Além da dívida, a direção do shopping discutiu a implantação e adequação de sistemas de segurança e limpeza no prédio, já notificado tanto pelo Corpo de Bombeiros quanto pela Vigilância Sanitária. ''Mas nosso maior problema, com certeza, é a inadimplência'', destacou o diretor do Shopping, Rogério Gonsales. ''Temos mais de 100 condôminos com dívidas. Cerca de 20 estão em situação grave e alguns já foram levados até a Justiça pelo dono do prédio (o empresário londrinense Ibraim Saied).

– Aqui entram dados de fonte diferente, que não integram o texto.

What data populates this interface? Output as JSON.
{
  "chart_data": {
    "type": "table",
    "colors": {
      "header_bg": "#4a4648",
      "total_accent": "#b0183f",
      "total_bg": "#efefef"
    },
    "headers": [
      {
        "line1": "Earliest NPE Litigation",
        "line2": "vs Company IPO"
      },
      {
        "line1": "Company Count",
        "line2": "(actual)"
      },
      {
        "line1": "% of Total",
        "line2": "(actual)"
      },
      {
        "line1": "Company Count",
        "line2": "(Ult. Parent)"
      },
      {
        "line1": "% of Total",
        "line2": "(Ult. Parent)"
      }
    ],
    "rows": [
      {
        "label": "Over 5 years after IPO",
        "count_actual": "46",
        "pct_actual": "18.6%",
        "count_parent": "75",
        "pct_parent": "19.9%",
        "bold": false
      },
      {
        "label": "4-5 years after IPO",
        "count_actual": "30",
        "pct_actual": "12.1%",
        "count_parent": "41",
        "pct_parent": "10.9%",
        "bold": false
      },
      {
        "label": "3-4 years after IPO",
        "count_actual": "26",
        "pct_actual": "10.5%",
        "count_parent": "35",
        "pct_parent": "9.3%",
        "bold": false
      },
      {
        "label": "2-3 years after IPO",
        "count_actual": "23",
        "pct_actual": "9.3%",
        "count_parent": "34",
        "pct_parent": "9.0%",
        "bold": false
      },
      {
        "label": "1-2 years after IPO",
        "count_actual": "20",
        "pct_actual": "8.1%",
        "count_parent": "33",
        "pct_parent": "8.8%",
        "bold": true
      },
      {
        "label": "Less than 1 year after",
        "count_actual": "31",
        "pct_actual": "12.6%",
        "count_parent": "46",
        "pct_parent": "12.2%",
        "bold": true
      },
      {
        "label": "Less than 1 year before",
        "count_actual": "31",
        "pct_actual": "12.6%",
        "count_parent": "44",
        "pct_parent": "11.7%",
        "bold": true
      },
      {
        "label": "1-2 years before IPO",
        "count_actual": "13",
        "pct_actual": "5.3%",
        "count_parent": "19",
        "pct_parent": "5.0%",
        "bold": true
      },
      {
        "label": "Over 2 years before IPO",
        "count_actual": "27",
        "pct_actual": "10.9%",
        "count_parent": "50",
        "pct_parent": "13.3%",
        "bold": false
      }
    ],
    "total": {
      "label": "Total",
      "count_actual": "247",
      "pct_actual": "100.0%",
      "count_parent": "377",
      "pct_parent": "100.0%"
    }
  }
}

No total, devemos cerca de R$ 100 mil entre aluguel e condomínio''.
Na reunião, os diretores do shopping tentaram conscientizar os devedores da importância de quitar as dívidas. ''Contamos com a compreensão do 'Seo' Ibraim, que está se mostrando companheiro e inclusive nos ofereceu uma parceria para promover as adequações exigidas pelo corpo de bombeiros e Vigilância Sanitária'', disse o coordenador do shopping, Carlos Soares.
Mesmo oferecendo-se para ajudar nas adequações, Saied já recorreu à Justiça para cobrar parte das dívidas. Segundo advogado do empresário, Luiz Augusto Dutra, quatro condôminos já foram acionados por processos encaminhados ao cartório distribuidor do Fórum. ''O advogado dos comerciantes me pediu alguns dias para negociar e vamos esperar até a próxima segunda-feira (dia 27). Se não houver proposta para pagamento, acionaremos mais 20, pedindo desde a suspensão das atividades até a expulsão do prédio'', disse.
O Camelódromo passa por dificuldades financeiras desde outubro do ano passado, quando a Prefeitura, representada pela Companhia de Desenvolvimento de Londrina (Codel), foi impedida pelo Ministério Público de bancar o aluguel do prédio, de R$ 36 mil. Para impedir os pagamentos, a promotoria alegou que o subsídio feria os princípios de isonomia profissional e de livre concorrência. Desde então, o empreendimento já passou por auditorias que comprovaram irregularidades contábeis, por notificações do Corpo de Bombeiros, da Vigilância Sanitária e até mesmo por especulações quanto à mudança de endereço. Hoje, o shopping funciona nas esquinas das Ruas Sergipe com Mato Grosso (Área Central).